After winning the presidential runoff over Conservative candidate Keiko Fujimori, President Pedro Castillo Terrones has been accused by his Peru Libre political force of having broken party unity and applying neoliberal policies at odds with the group's leftist stance.
Therefore, Castillo should resign as a party member, they insisted from the Marxist-Leninist Perú Libre. ”The National Executive Council, the Perú Libre bench, and the Political Committee of the Perú Libre party (...) extend the invitation to his irrevocable resignation, considering his current investiture as constitutional president of the Republic, the political movement said through a statement published by party-founder Vladimir Cerrón.
Cerrón was unable to run for president due to criminal cases filed against him. Still, as Secretary-General of the political association, he accused Castillo of fomenting division within the organization. Our party will continue fighting for the conquest of its legitimate aspirations, which undoubtedly are non-negotiable and unwavering to achieve a democratic, decentralist, inclusive, internationalist, humanist, and fully sovereign country.”
Castillo has refrained from commenting on the request, which could further weaken his position in a context in which opposition forces are constantly working with the explicit goal of removing him from office or forcing his resignation.
If the 16 lawmakers who still respond to PL out of the original 37 join any future motion to vacate, Castillo will lose the Congressional support he has had so far and thanks to which he has already survived 2 impeachment attempts in less than a year in office.
Founded in 2008 by Cerrón in the Andean department of Junín, Perú Libre was born as a force of regional scope only. Hence, its coming to power was a surprise after an onslaught by Castillo in the first round, which made it the alternative against the resisted right-wing Fujimori.
However, tensions soon erupted between those who remained loyal to Cerron and a president who sought to handle matters his own way.

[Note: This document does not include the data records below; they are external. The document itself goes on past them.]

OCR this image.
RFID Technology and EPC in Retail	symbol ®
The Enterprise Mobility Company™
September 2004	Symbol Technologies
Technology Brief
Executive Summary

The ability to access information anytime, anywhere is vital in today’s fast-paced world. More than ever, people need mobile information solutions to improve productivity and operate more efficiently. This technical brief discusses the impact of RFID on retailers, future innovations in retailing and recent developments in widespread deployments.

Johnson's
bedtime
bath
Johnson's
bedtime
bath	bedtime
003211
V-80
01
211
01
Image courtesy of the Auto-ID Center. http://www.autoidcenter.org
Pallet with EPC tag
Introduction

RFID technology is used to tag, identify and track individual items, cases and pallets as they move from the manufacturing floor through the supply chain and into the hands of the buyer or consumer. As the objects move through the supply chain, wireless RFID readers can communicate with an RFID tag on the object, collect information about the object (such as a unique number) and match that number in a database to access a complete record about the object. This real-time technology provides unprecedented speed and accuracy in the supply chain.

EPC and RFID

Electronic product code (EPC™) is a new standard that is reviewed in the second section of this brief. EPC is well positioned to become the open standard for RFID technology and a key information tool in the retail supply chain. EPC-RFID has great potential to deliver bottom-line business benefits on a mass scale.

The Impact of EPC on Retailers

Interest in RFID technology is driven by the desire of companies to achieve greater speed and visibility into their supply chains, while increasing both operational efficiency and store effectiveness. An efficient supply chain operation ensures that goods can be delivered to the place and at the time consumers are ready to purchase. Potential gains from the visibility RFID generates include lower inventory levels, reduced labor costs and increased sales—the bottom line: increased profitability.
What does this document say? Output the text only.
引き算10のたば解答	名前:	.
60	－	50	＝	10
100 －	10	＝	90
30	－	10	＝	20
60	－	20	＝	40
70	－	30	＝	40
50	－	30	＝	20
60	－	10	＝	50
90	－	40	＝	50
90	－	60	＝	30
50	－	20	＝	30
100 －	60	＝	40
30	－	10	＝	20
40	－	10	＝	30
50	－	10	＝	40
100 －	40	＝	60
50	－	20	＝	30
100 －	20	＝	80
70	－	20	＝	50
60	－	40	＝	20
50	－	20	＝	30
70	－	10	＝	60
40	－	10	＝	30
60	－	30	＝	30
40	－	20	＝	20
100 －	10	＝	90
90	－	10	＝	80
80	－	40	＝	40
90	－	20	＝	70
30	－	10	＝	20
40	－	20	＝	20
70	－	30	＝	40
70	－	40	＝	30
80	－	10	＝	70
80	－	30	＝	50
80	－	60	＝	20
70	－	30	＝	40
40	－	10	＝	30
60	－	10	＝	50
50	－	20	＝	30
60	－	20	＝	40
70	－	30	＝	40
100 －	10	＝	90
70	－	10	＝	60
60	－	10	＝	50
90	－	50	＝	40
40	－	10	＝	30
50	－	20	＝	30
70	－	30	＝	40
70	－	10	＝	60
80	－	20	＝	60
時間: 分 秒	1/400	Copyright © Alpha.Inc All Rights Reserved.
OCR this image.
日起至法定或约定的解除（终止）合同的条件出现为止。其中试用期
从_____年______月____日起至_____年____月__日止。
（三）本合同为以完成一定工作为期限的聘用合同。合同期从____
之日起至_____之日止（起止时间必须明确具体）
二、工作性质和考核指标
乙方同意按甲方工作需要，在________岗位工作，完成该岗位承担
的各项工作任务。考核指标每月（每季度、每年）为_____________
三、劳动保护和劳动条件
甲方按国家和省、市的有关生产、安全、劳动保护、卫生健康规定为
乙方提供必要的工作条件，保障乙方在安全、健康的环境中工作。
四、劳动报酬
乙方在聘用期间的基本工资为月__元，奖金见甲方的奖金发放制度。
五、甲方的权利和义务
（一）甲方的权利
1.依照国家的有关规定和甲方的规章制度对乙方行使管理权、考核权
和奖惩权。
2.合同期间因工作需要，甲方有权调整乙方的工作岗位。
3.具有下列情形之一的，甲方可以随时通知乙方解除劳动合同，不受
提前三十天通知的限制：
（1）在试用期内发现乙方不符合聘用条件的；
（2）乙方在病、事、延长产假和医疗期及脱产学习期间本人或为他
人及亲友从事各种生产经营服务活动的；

Cerrón, a 51-year-old physician trained professionally and ideologically in Cuba, has been convicted for acts of corruption during his time as governor of Junín (2011-2014), which banned him from running for office, which is why he chose Castillo, a rural teacher who four years earlier had grabbed headlines as the leader of a teachers' strike that marked milestones for its harshness and duration (four months).
In January 2022, the Party expelled from its ranks the country's vice-president, Dina Boluarte, for indiscipline following statements in which she dissociated herself from the party's ideology.
Three months later, Cerrón -one of the most critical voices against Castillo- presented a constitutional reform to bring forward the presidential and parliamentary elections to the end of March 2023, an initiative that caused differences among its different members.